Вайолет никогда не сомневалась, что герои ее книг могли существовать только в воображении. Она полагала, что большая часть женщин «мечтает о первобытных мужчинах», о ком-то, кто может «взять руководство на себя», оставаясь при этом теплым и любящим[613]
. Она объясняла Алану Буну, что привкус опасности действует возбуждающе: не стоило делать мужских героев слишком милыми, слишком мягкими или слишком идеальными. В этом смысле она многое вынесла из работ Элинор Глин и была уверена в своей правоте, потому что получала много одобрительных писем от читательниц. В начале 1972 года Уинспир получила письмо от читательницы, которой очень понравилась «Невеста Люцифера» (The Bride of Lucifer) из-за «этого прекрасного мужчины». «Неужели такие мужчины действительно существуют?» – интересовалась читательница. Встречались ли они самой Вайолет?[614] Женщины постоянно старались представить, чего бы им на самом деле хотелось: например, одна читательница написала, что считала Омара Шарифа «идеальным красавцем». Вайолет объясняла Буну: «Мои героини – всегда из рабочего класса, а герои предлагают им лучшую жизнь. Это всегда доминантные мужчины, они похожи на моих любимых кинозвезд, Хамфри Богарта и Шона Коннери». Она также признавалась, что симпатизирует Юлу Бриннеру[615]. Возможно, Вайолет пожалела о том, что упомянула в интервью Паркин «способность к изнасилованию», но в дальнейшей переписке она постоянно объясняла, что хотела всего лишь сказать: ее герои властные, полностью выдуманные фигуры, любовь которых к героиням могла выйти из-под контроля до такой степени, что они не могли больше медлить и терпеть сомнения героинь – которые, впрочем, все равно в конце концов влюблялись в них навсегда[616]. Именно так Вайолет понимала суть любовных романов: это была мечта об утешении, «мир фантазий только для женщин. Побег из мира утюгов и сковородок»[617].В мире фантазий все всегда решали женщины, вне зависимости от того, какими сильными и «властными» были мужчины, – ведь местом действия было женское воображение. Однако с 1970-х годов феминисток начал беспокоить «насильственный» аспект сценариев, в которых герои «преодолевали» сопротивление героинь. Само использование слова «изнасилование» не всегда помогало. Историк культуры Молли Хаскелл в 1976 году написала важное эссе, в котором подчеркивала: изнасилование – это акт агрессии и враждебности, «единственной возможной реакцией на который должен быть ужас и страх»:
Если бы женщина фантазировала об изнасиловании, она бы представляла себе не любовь и страсть, а увечья, но никакая женщина в своем уме – да и сумасшедшая тоже – не стала бы выражать подобные желания даже подсознательно[618]

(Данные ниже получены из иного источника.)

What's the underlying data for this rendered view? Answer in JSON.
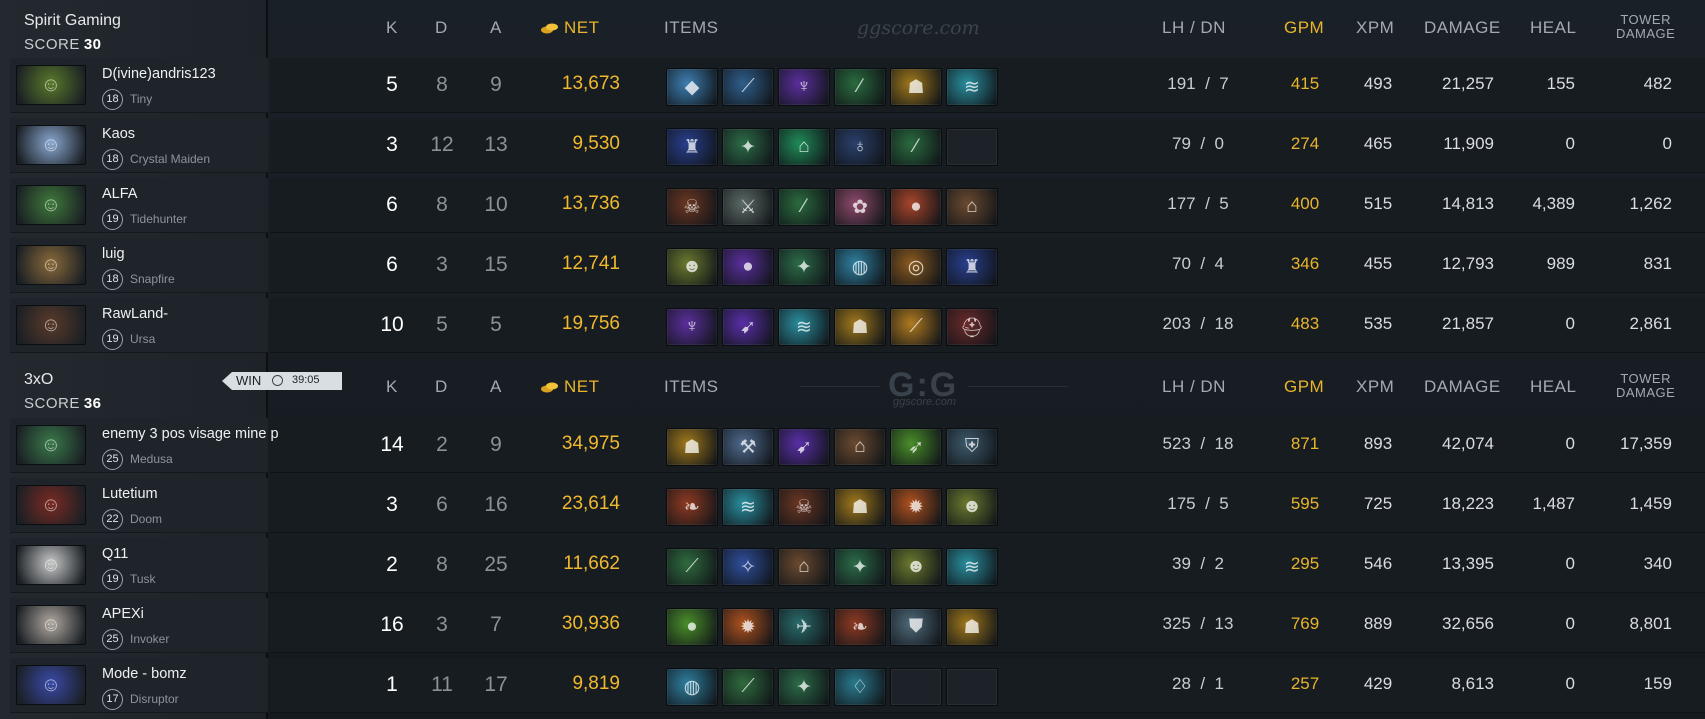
{
  "columns": {
    "k": "K",
    "d": "D",
    "a": "A",
    "net": "NET",
    "items": "ITEMS",
    "lhdn": "LH  /  DN",
    "gpm": "GPM",
    "xpm": "XPM",
    "damage": "DAMAGE",
    "heal": "HEAL",
    "tower1": "TOWER",
    "tower2": "DAMAGE"
  },
  "watermark": {
    "site": "ggscore.com",
    "logo": "G:G",
    "logo_sub": "ggscore.com"
  },
  "result": {
    "label": "WIN",
    "duration": "39:05"
  },
  "teams": [
    {
      "name": "Spirit Gaming",
      "score_label": "SCORE",
      "score": "30",
      "players": [
        {
          "name": "D(ivine)andris123",
          "level": "18",
          "hero": "Tiny",
          "k": "5",
          "d": "8",
          "a": "9",
          "net": "13,673",
          "lh": "191",
          "dn": "7",
          "gpm": "415",
          "xpm": "493",
          "damage": "21,257",
          "heal": "155",
          "tower": "482",
          "items": [
            {
              "icon": "stone-gem-icon",
              "color": "#3d7fb3"
            },
            {
              "icon": "staff-icon",
              "color": "#2f5f8c"
            },
            {
              "icon": "cloak-icon",
              "color": "#5b2f9c"
            },
            {
              "icon": "wand-icon",
              "color": "#2a6b3e"
            },
            {
              "icon": "mask-icon",
              "color": "#a0781c"
            },
            {
              "icon": "blade-icon",
              "color": "#2a8e9e"
            }
          ]
        },
        {
          "name": "Kaos",
          "level": "18",
          "hero": "Crystal Maiden",
          "k": "3",
          "d": "12",
          "a": "13",
          "net": "9,530",
          "lh": "79",
          "dn": "0",
          "gpm": "274",
          "xpm": "465",
          "damage": "11,909",
          "heal": "0",
          "tower": "0",
          "items": [
            {
              "icon": "cape-icon",
              "color": "#283f8e"
            },
            {
              "icon": "scepter-icon",
              "color": "#2c6b48"
            },
            {
              "icon": "boots-icon",
              "color": "#1f8b58"
            },
            {
              "icon": "potion-icon",
              "color": "#2a3f6b"
            },
            {
              "icon": "wand-icon",
              "color": "#2a6b3e"
            },
            {
              "icon": "empty-slot-icon",
              "color": ""
            }
          ]
        },
        {
          "name": "ALFA",
          "level": "19",
          "hero": "Tidehunter",
          "k": "6",
          "d": "8",
          "a": "10",
          "net": "13,736",
          "lh": "177",
          "dn": "5",
          "gpm": "400",
          "xpm": "515",
          "damage": "14,813",
          "heal": "4,389",
          "tower": "1,262",
          "items": [
            {
              "icon": "helm-icon",
              "color": "#6b3622"
            },
            {
              "icon": "sword-icon",
              "color": "#5d6a66"
            },
            {
              "icon": "wand-icon",
              "color": "#2a6b3e"
            },
            {
              "icon": "lotus-icon",
              "color": "#8e4a6b"
            },
            {
              "icon": "orb-icon",
              "color": "#a8452a"
            },
            {
              "icon": "boots-icon",
              "color": "#6b4a2f"
            }
          ]
        },
        {
          "name": "luig",
          "level": "18",
          "hero": "Snapfire",
          "k": "6",
          "d": "3",
          "a": "15",
          "net": "12,741",
          "lh": "70",
          "dn": "4",
          "gpm": "346",
          "xpm": "455",
          "damage": "12,793",
          "heal": "989",
          "tower": "831",
          "items": [
            {
              "icon": "skull-icon",
              "color": "#6b7a2f"
            },
            {
              "icon": "orb-icon",
              "color": "#5a2f9c"
            },
            {
              "icon": "scepter-icon",
              "color": "#2c6b48"
            },
            {
              "icon": "drum-icon",
              "color": "#2f7fa0"
            },
            {
              "icon": "ring-icon",
              "color": "#8c5a1f"
            },
            {
              "icon": "cape-icon",
              "color": "#283f8e"
            }
          ]
        },
        {
          "name": "RawLand-",
          "level": "19",
          "hero": "Ursa",
          "k": "10",
          "d": "5",
          "a": "5",
          "net": "19,756",
          "lh": "203",
          "dn": "18",
          "gpm": "483",
          "xpm": "535",
          "damage": "21,857",
          "heal": "0",
          "tower": "2,861",
          "items": [
            {
              "icon": "cloak-icon",
              "color": "#5b2f9c"
            },
            {
              "icon": "dagger-icon",
              "color": "#5a2fa8"
            },
            {
              "icon": "blade-icon",
              "color": "#2a8e9e"
            },
            {
              "icon": "mask-icon",
              "color": "#a0781c"
            },
            {
              "icon": "rod-icon",
              "color": "#b07a1f"
            },
            {
              "icon": "helmet-icon",
              "color": "#6b2a2a"
            }
          ]
        }
      ]
    },
    {
      "name": "3xO",
      "score_label": "SCORE",
      "score": "36",
      "players": [
        {
          "name": "enemy 3 pos visage mine p",
          "level": "25",
          "hero": "Medusa",
          "k": "14",
          "d": "2",
          "a": "9",
          "net": "34,975",
          "lh": "523",
          "dn": "18",
          "gpm": "871",
          "xpm": "893",
          "damage": "42,074",
          "heal": "0",
          "tower": "17,359",
          "items": [
            {
              "icon": "mask-icon",
              "color": "#a0781c"
            },
            {
              "icon": "axe-icon",
              "color": "#4f6a8e"
            },
            {
              "icon": "dagger-icon",
              "color": "#5a2fa8"
            },
            {
              "icon": "boots-icon",
              "color": "#6b4a2f"
            },
            {
              "icon": "bow-icon",
              "color": "#4a8e2a"
            },
            {
              "icon": "shield-icon",
              "color": "#3d5a6b"
            }
          ]
        },
        {
          "name": "Lutetium",
          "level": "22",
          "hero": "Doom",
          "k": "3",
          "d": "6",
          "a": "16",
          "net": "23,614",
          "lh": "175",
          "dn": "5",
          "gpm": "595",
          "xpm": "725",
          "damage": "18,223",
          "heal": "1,487",
          "tower": "1,459",
          "items": [
            {
              "icon": "horn-icon",
              "color": "#8e3a22"
            },
            {
              "icon": "blade-icon",
              "color": "#2a8e9e"
            },
            {
              "icon": "helm-icon",
              "color": "#6b3622"
            },
            {
              "icon": "mask-icon",
              "color": "#a0781c"
            },
            {
              "icon": "flame-icon",
              "color": "#b0521f"
            },
            {
              "icon": "skull-icon",
              "color": "#6b7a2f"
            }
          ]
        },
        {
          "name": "Q11",
          "level": "19",
          "hero": "Tusk",
          "k": "2",
          "d": "8",
          "a": "25",
          "net": "11,662",
          "lh": "39",
          "dn": "2",
          "gpm": "295",
          "xpm": "546",
          "damage": "13,395",
          "heal": "0",
          "tower": "340",
          "items": [
            {
              "icon": "stick-icon",
              "color": "#2f6b3e"
            },
            {
              "icon": "glaive-icon",
              "color": "#2f4f9c"
            },
            {
              "icon": "boots-icon",
              "color": "#6b4a2f"
            },
            {
              "icon": "scepter-icon",
              "color": "#2c6b48"
            },
            {
              "icon": "skull-icon",
              "color": "#6b7a2f"
            },
            {
              "icon": "blade-icon",
              "color": "#2a8e9e"
            }
          ]
        },
        {
          "name": "APEXi",
          "level": "25",
          "hero": "Invoker",
          "k": "16",
          "d": "3",
          "a": "7",
          "net": "30,936",
          "lh": "325",
          "dn": "13",
          "gpm": "769",
          "xpm": "889",
          "damage": "32,656",
          "heal": "0",
          "tower": "8,801",
          "items": [
            {
              "icon": "orb-icon",
              "color": "#4a8e2a"
            },
            {
              "icon": "flame-icon",
              "color": "#b0521f"
            },
            {
              "icon": "wing-icon",
              "color": "#2a6b6b"
            },
            {
              "icon": "horn-icon",
              "color": "#8e3a22"
            },
            {
              "icon": "armor-icon",
              "color": "#4f6a7a"
            },
            {
              "icon": "mask-icon",
              "color": "#a0781c"
            }
          ]
        },
        {
          "name": "Mode - bomz",
          "level": "17",
          "hero": "Disruptor",
          "k": "1",
          "d": "11",
          "a": "17",
          "net": "9,819",
          "lh": "28",
          "dn": "1",
          "gpm": "257",
          "xpm": "429",
          "damage": "8,613",
          "heal": "0",
          "tower": "159",
          "items": [
            {
              "icon": "drum-icon",
              "color": "#2f7fa0"
            },
            {
              "icon": "stick-icon",
              "color": "#2f6b3e"
            },
            {
              "icon": "scepter-icon",
              "color": "#2c6b48"
            },
            {
              "icon": "bottle-icon",
              "color": "#2a7a8e"
            },
            {
              "icon": "empty-slot-icon",
              "color": ""
            },
            {
              "icon": "empty-slot-icon",
              "color": ""
            }
          ]
        }
      ]
    }
  ],
  "colors": {
    "gold": "#f1b92d",
    "gpm": "#e9b52a",
    "kills": "#ffffff",
    "muted": "#8a9198"
  }
}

.Если же женщины говорили, что «фантазируют об изнасиловании», на самом деле они представляли совсем другие образы, даже отдаленно не напоминающие ощущение, когда «незнакомец приставляет вам к горлу нож в темном переулке». Как обращал внимание один из друзей Хаскелл, «фантазия об изнасиловании»

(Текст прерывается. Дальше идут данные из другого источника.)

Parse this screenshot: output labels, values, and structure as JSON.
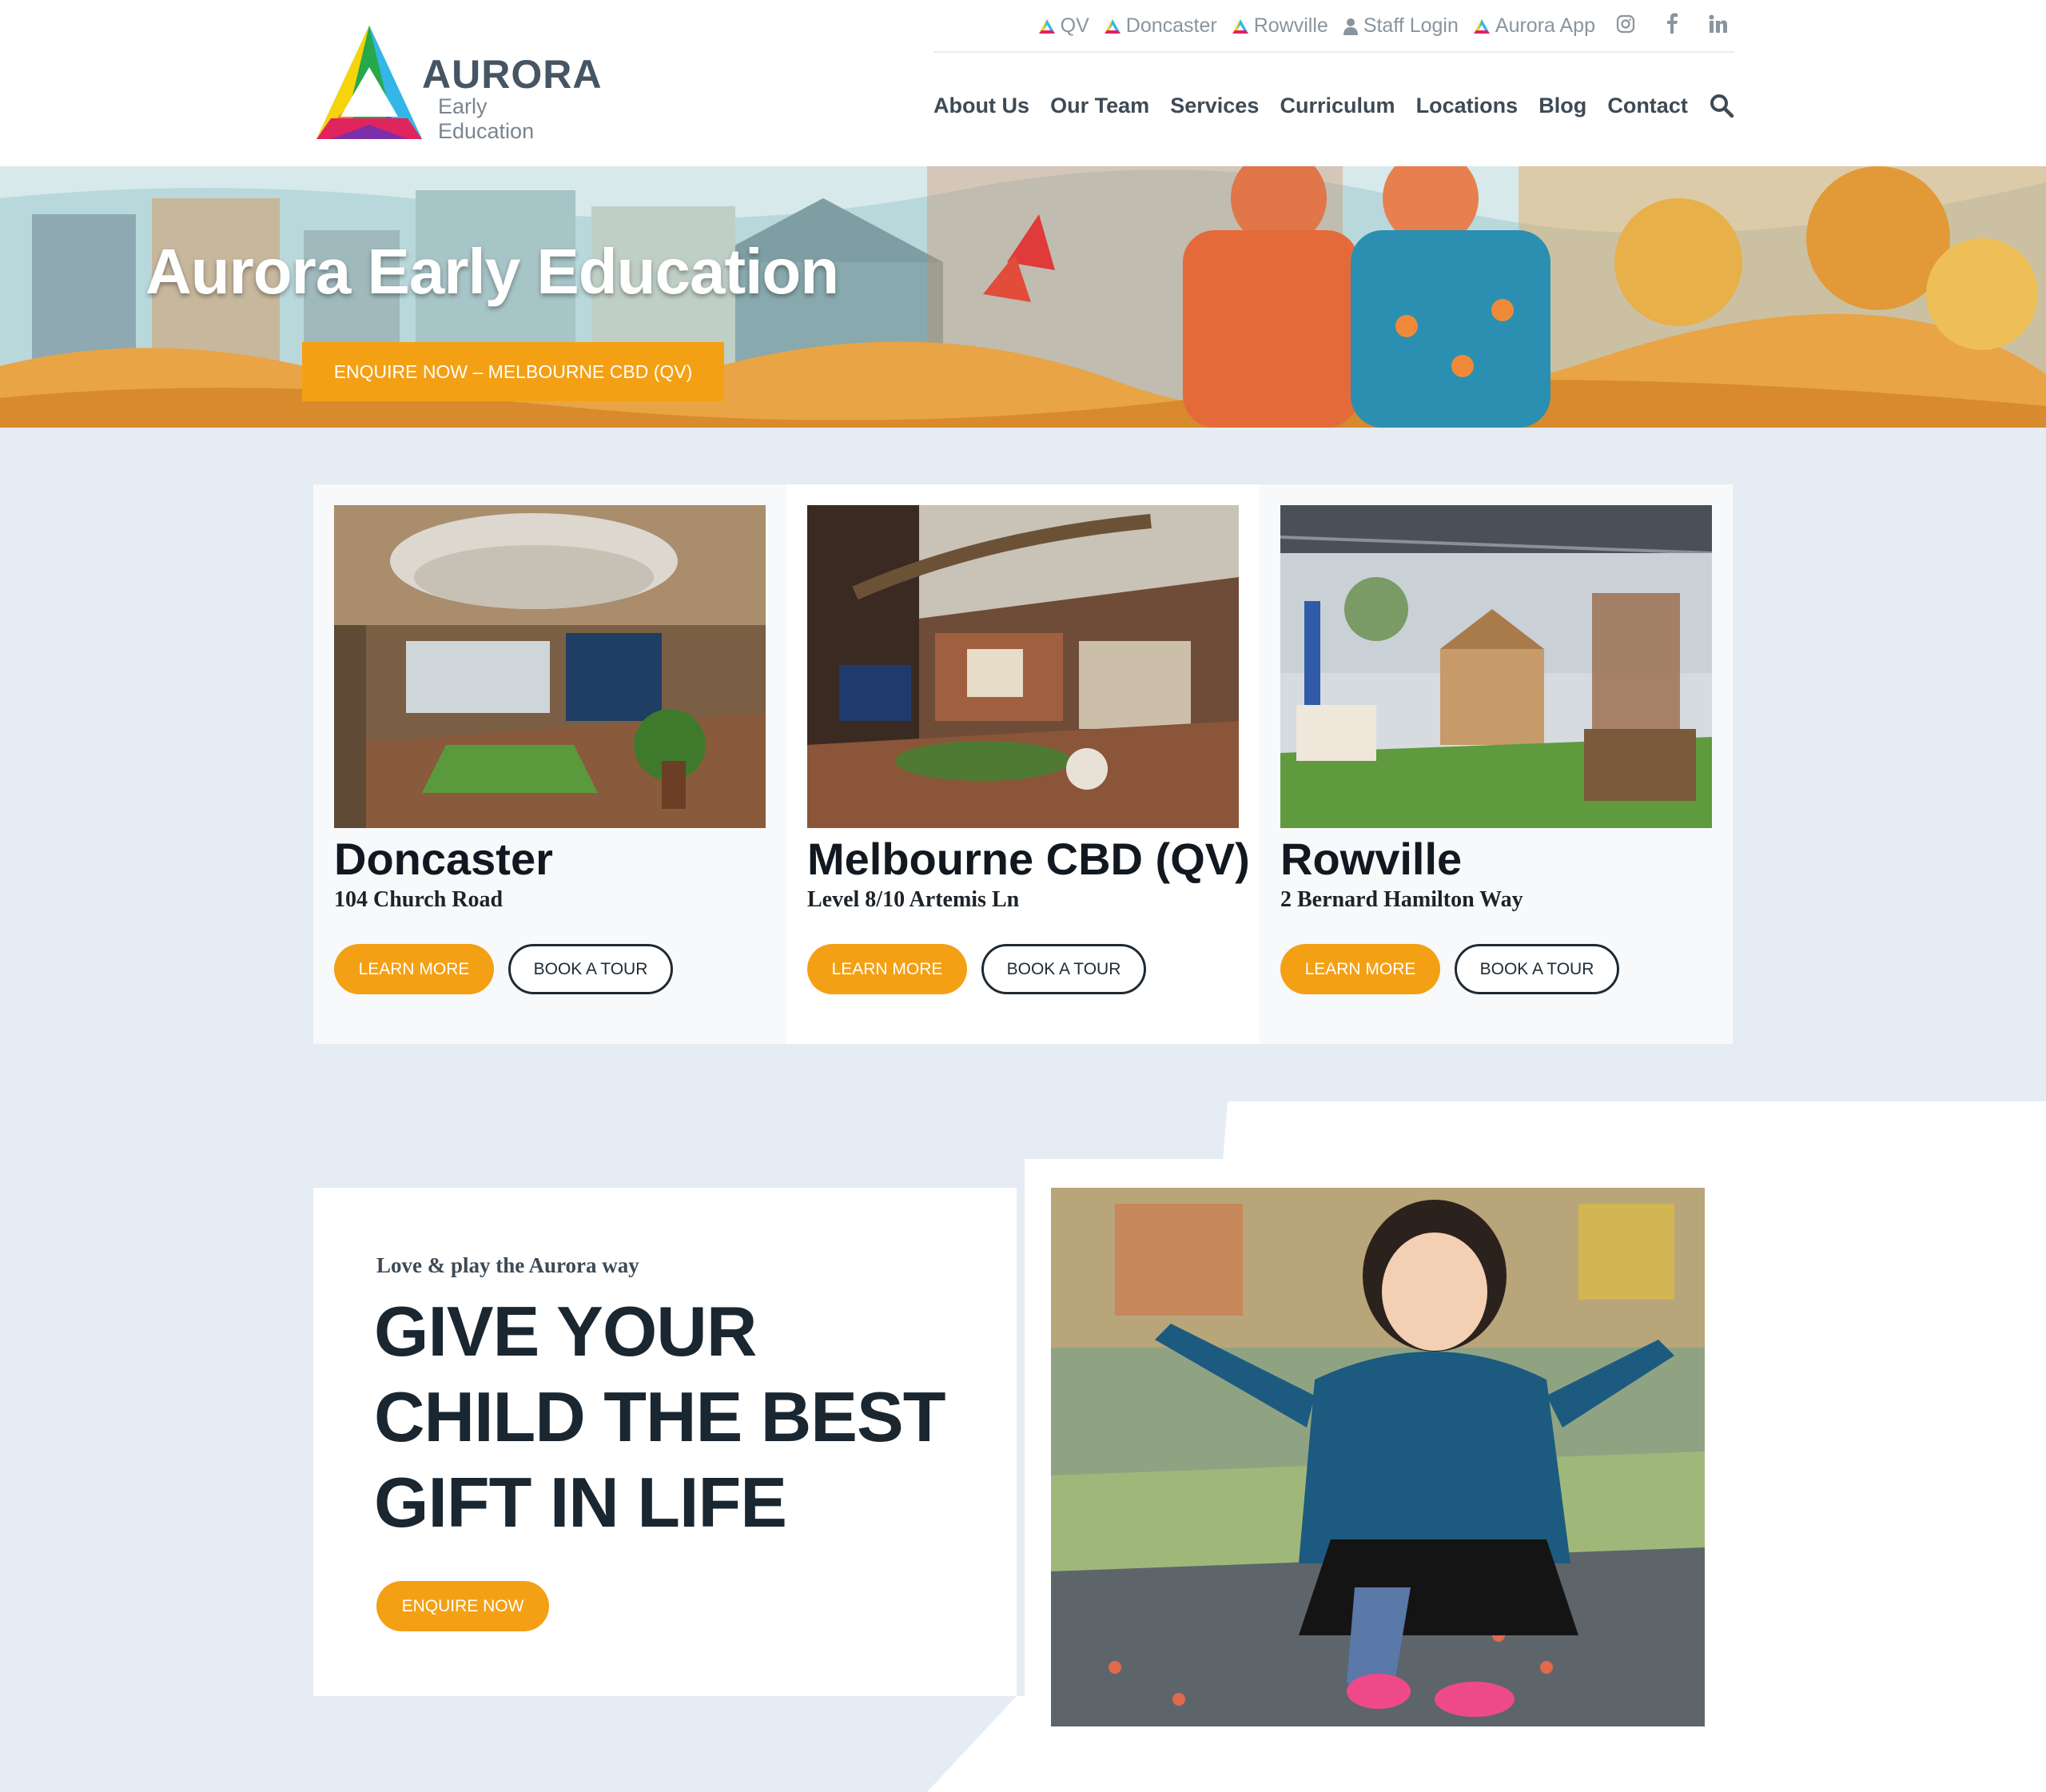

не предполагала, что тебе, например, выбьют пару зубов. Речь скорее шла о том, что Роберт Редфорд не примет отказа. По сути, подобные фантазии воспевали женскую желанность – ведь мужчина в них действовал ради удовольствия женщины[619]
.Чтобы понять суть «фантазий об изнасиловании», написанных женщинами и для женщин в 1960–1970-х, историкам культуры нужно подробнее присмотреться к подобным сюжетам. Книги, авторами которых были женщины, изображали мужских героев доминантными, а женских – относительно пассивными, потому что это соответствовало гендерным ожиданиям того времени. Как в 1982 году отмечала Таня Модлески в новаторском исследовании романов, выпущенных издательством Harlequin, герой обязательно должен стремиться к авантюрам, а героиня – всячески их избегать[620]
. Счастливый конец – появление гарантий безопасности для героини: деньги и власть богатого мужчины давали защиту, хотя изначально героиня никогда к этому не стремилась. Классическая путаница понятий. Слишком часто она приводила к определенной нестабильности или необычности писательского стиля: в текстах проскакивали фразы вроде «изнасилованный взгляд» или «неукротимый шарм», и было в целом непонятно, кто, что и с кем делал.